(Bloomberg) -- The National Automobile Dealers Association predicts the Federal Reserve will hold off on raising interest rates through the summer, giving vehicle sales a boost that can offset slow economic growth in the start of the year.
Weak economic growth in the first quarter indicates that the Fed will maintain rates until September, Steven Szakaly, NADA’s chief economist, said Monday during a conference call. U.S. gross domestic product for the period will probably rise 2.1 percent, he said, which led NADA to reduce its 2015 forecast for GDP growth to 2.9 percent from 3.1 percent. Still, the group maintained its sales forecast for the year, anticipating that interest rates will remain low.
“On the very positive side, we do see a lot of room for the Fed to maneuver,” Szakaly said. Maintaining low rates “is very, very good, of course, for motor-vehicle sales and the rest of the economy,” especially during the peak sales months of the spring and summer.
Light-vehicle sales in the U.S., which rose 9.2 percent for the first two months of the year despite the bitter cold, have been boosted by low interest rates that have reduced borrowing costs. Rising consumer confidence, an improving labor market and cheaper gasoline have also contributed to what analysts project will be a sixth straight year of growing auto sales.
Auto sales will probably rise for a record sixth year in a row, Szakaly said, a pattern than will probably continue this month. NADA, which represents about 16,000 new-car dealers, estimated a March seasonally adjusted, annualized sales rate of 16.9 million, in line with the average of 13 analysts’ estimates. A year earlier the selling rate was 16.5 million.

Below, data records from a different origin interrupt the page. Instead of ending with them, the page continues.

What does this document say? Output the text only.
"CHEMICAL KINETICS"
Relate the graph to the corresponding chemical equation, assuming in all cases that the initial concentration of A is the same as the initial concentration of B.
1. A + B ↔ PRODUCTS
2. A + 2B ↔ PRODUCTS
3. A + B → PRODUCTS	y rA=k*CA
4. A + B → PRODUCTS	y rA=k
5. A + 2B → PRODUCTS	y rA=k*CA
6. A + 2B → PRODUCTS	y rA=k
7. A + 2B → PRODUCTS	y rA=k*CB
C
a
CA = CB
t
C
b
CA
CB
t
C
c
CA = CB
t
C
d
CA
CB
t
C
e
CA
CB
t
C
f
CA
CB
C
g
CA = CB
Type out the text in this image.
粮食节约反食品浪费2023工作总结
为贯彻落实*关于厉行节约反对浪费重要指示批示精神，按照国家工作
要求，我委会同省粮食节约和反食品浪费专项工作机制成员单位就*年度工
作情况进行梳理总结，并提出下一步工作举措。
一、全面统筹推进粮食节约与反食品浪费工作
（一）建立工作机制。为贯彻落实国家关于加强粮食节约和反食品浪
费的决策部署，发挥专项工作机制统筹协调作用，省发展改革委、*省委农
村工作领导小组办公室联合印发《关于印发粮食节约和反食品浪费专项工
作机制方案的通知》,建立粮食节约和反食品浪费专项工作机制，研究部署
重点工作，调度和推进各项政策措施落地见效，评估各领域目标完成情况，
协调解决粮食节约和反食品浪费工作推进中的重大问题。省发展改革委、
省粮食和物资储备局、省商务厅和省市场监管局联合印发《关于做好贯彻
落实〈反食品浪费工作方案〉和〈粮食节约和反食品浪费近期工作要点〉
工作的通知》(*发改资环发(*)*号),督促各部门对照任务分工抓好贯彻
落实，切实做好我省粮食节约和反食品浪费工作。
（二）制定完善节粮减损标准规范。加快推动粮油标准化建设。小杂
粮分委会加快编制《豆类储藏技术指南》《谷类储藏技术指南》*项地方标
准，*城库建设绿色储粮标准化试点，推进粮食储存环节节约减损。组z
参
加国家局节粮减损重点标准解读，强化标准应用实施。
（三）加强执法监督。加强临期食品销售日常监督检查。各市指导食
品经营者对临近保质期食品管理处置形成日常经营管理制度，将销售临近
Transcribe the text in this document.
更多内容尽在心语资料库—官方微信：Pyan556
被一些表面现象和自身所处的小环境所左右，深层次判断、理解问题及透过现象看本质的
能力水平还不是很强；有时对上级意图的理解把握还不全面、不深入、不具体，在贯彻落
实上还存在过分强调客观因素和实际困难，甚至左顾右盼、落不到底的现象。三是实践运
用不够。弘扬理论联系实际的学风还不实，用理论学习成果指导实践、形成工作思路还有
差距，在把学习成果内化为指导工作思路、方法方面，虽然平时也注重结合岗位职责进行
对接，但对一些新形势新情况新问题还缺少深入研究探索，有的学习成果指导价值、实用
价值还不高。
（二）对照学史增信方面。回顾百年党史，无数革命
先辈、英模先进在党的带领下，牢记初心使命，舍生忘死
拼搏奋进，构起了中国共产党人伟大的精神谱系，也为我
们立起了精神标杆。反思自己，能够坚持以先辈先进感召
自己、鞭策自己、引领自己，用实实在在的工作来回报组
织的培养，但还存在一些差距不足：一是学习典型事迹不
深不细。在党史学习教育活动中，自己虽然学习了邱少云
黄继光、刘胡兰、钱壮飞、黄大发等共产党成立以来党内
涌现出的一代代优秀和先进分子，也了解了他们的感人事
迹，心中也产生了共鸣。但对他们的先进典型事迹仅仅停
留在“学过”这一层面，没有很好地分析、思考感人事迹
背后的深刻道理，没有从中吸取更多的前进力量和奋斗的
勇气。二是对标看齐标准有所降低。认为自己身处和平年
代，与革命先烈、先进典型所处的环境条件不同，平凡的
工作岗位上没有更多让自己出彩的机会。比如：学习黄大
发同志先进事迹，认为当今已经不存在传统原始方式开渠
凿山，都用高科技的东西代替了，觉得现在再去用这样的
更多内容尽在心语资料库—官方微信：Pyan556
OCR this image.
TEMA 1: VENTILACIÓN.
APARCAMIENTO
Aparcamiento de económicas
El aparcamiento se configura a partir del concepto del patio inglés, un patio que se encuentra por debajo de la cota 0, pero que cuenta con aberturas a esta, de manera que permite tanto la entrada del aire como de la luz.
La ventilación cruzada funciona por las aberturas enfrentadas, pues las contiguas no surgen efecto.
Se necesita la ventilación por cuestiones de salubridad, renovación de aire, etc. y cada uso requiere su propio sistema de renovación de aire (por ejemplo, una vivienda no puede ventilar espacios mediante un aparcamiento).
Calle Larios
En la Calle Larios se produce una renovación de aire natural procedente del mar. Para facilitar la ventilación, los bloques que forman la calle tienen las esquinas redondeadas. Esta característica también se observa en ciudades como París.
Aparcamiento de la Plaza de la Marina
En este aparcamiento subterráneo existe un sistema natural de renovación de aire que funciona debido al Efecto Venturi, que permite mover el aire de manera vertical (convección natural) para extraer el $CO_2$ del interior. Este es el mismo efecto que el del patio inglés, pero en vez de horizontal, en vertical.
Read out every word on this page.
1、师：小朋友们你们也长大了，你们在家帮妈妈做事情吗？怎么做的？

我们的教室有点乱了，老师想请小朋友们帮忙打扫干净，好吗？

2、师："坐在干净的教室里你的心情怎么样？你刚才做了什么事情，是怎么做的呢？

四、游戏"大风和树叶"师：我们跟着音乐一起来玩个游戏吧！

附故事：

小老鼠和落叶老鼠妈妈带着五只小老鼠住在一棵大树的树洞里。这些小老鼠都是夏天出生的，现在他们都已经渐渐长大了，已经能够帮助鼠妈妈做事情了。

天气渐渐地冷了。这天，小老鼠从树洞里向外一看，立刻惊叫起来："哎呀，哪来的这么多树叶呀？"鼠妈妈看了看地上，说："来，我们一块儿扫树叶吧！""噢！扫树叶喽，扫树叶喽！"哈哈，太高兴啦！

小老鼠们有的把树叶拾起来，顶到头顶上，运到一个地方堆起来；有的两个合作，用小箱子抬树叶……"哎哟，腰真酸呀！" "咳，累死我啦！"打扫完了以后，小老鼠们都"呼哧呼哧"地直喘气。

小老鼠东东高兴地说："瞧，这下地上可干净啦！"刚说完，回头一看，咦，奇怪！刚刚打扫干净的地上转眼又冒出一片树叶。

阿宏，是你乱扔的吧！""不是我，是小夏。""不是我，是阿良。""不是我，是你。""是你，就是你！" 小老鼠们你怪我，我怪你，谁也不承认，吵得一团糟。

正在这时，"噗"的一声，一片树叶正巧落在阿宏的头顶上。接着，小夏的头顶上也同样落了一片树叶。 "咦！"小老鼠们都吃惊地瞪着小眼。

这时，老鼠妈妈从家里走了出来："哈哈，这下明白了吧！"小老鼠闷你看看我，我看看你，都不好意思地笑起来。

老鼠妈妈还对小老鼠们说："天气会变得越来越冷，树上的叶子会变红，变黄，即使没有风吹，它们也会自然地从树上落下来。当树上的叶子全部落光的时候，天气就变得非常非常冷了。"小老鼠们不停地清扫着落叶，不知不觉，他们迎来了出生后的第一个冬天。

Unit sales of cars and light trucks in March probably slipped 0.8 percent to about 1.52 million vehicles -- the first year-over-year decline in sales since February 2014 -- according to the average estimate from 10 analysts. Although the number of vehicle sales may slip, the selling pace could still accelerate because it’s calculated on the basis of the number of selling days, and this March has one fewer than in 2014. Carmakers will report results Wednesday.
Toyota Motor Corp. may report the biggest year-on-year gain among the top automakers with a 4.4 percent increase, the average estimate of six analysts surveyed by Bloomberg. Nissan Motor Co. may report a 5.2 percent decline and Ford Motor Co.’s light-vehicle deliveries may slide 4.3 percent, according to estimates.
The weak GDP growth indicates that the Federal Reserve will hold off raising rates until September, which will boost auto sales during the summer months, Szakaly said. Small wage increases could pressure vehicle selling, he said, citing a 1.5 percent to 2 percent boost as optimal.
“If that growth doesn’t happen, it does mean certainly some negative outlooks for the end of 2015 and then for the rest of 2016,” Szakaly said.